We’ve already seen the mega MCU villain Kang defeated twice, but that’s the thing with a multi-variant all-conquering foe from the far future — the big battle is still to come.
The second massive story thread of the MCU, the Multiverse Saga, is weaving a different route to the Infinity Saga that spanned the franchise’s first three phases. We have more warning on the epic Avengers two-parter that will close the saga in 2025. The first of those films already has a name, Avengers: The Kang Dynasty, so there’s plenty of speculation about who will appear on both sides of the war.
Whichever versions of Kang make it to that movie, one theory puts forward a well-known Avenger as the vanquisher of the Conqueror. None other than former Sorcerer Supreme, Doctor Strange.
Perhaps it’s time. At the climax of the Infinity Saga, Strange was one of the heroes to blink out of existence for five years during Thanos’ snap. It felt like he was missing from the Avenger’s attempt to unpick the Titan’s action. On the contrary, the villain’s defeat wouldn’t have been possible without the sorcerer’s portal-powered super assembling every Avenger.
The rumor comes from Cosmic Circus, drawing on unnamed sources and some supporting evidence in recent parts of the MCU.
Other rumors have spun around new arrivals to the MCU to provide the necessary push to defeat Kang, particularly after the significant losses of Avengers: Endgame. Potential names include the Fantastic Four, the superteam heading into the MCU just in time to face Kang, and whose comic book battles with the Conqueror stretch way back to his first appearance in Ancient Egypt. Another possibility was another doctor — Victor von Doom, a supervillain and possible ancestor of Kang, who also tangled with the time traveler on the page.
But it’s certainly conceivable Strange will have a significant role to play as the MCU has already set him up as the pre-eminent heroic explorer of the multiverse. Complete with his new third eye and new companion, Clea, he’s happily leaping around the Multiverse, having overcome his earlier struggles. Of the Saga’s full dips into the multiverse so far, Strange has been there for three out of four. Arguably, the only established character with that kind of experience is Loki, although he’s not quite in the trust zone yet.
Like Kang, Strange has a history of batting himself, too. If Kang follows his comic book journey, he’s half struggling to avoid and half intending to become Immortus, the future form seen in the mid-credit sequence of Ant-Man and the Wasp: Quantumania (that incarnation of Kang relies on his earlier self to avoid a paradox to become him, although not that every Kang agrees). There’s speculation that Strange faces a similar struggle to overcome his destiny as Sinister Strange. In fact, that’s where the sources flip the final battle on its head. If Strange and Kang are the new Stark and Thanos, perhaps they’re not on the sides you expect.
The outlet’s sources name a return for the darker version of the sorcerer seen in Doctor Strange in the Multiverse of Madness.

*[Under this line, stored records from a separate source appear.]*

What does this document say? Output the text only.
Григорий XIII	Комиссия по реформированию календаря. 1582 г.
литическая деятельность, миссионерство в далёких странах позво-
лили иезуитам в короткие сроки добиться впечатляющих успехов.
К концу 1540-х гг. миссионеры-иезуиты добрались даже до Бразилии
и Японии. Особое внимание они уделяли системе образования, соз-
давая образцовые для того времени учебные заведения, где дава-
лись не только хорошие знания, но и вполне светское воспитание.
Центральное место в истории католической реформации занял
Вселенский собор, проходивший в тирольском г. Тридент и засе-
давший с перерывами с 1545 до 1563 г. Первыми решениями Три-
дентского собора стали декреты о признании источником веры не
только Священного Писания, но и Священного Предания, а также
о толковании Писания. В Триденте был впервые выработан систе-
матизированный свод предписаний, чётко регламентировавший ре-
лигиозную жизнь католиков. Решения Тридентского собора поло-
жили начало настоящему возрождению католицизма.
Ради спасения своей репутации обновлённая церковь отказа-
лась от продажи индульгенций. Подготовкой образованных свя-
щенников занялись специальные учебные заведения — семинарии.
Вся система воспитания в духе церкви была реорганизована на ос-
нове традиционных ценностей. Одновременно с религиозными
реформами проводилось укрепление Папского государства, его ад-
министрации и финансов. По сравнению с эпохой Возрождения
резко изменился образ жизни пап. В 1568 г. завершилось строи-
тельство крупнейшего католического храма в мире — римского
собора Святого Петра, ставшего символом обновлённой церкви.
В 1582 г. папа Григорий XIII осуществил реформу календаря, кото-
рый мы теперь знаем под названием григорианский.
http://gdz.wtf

“Sinister Strange is preventing a future that has yet to pass.”
The idea is that Doctor Strange is actively operating as an “anti-Immortus,” deliberately taking out variants in other universes to ensure he avoids becoming his sinister form. That opposes Immortus, whose manipulation of Kangs and Kang Prime is about securing his existence.
If Kang solves his externalized and internalized issues before the end of the Saga, the twist at the tail of the Saga would be the Conqueror Kang as the hero or antihero at a push. Effectively, he could be the essential help the Avengers need to save the multiverse from the damage Doctor Strange is causing as he runs from his fate. In his so far only appearance, the Fantastic Four’s Reed Richards and the rest of the Illuminati showed us the damage Strange can cause. Could the Multiverse’s troubles have started not with Kang, but Strange?
There’s the suggestion that elements of this new twist lie in many concepts not used in that universally challenged wizarding sequel, Multiverse of Madness, and we don’t just mean an Iron Man who looks a lot like Tom Cruise.
Strange as the big villain of the Saga is a huge and ethically challenging leap, so a cosmic lump of salt is required. That said, there’s no denying it’s the kind of tasty twist we hope will emerge at the end of a saga that feels far away.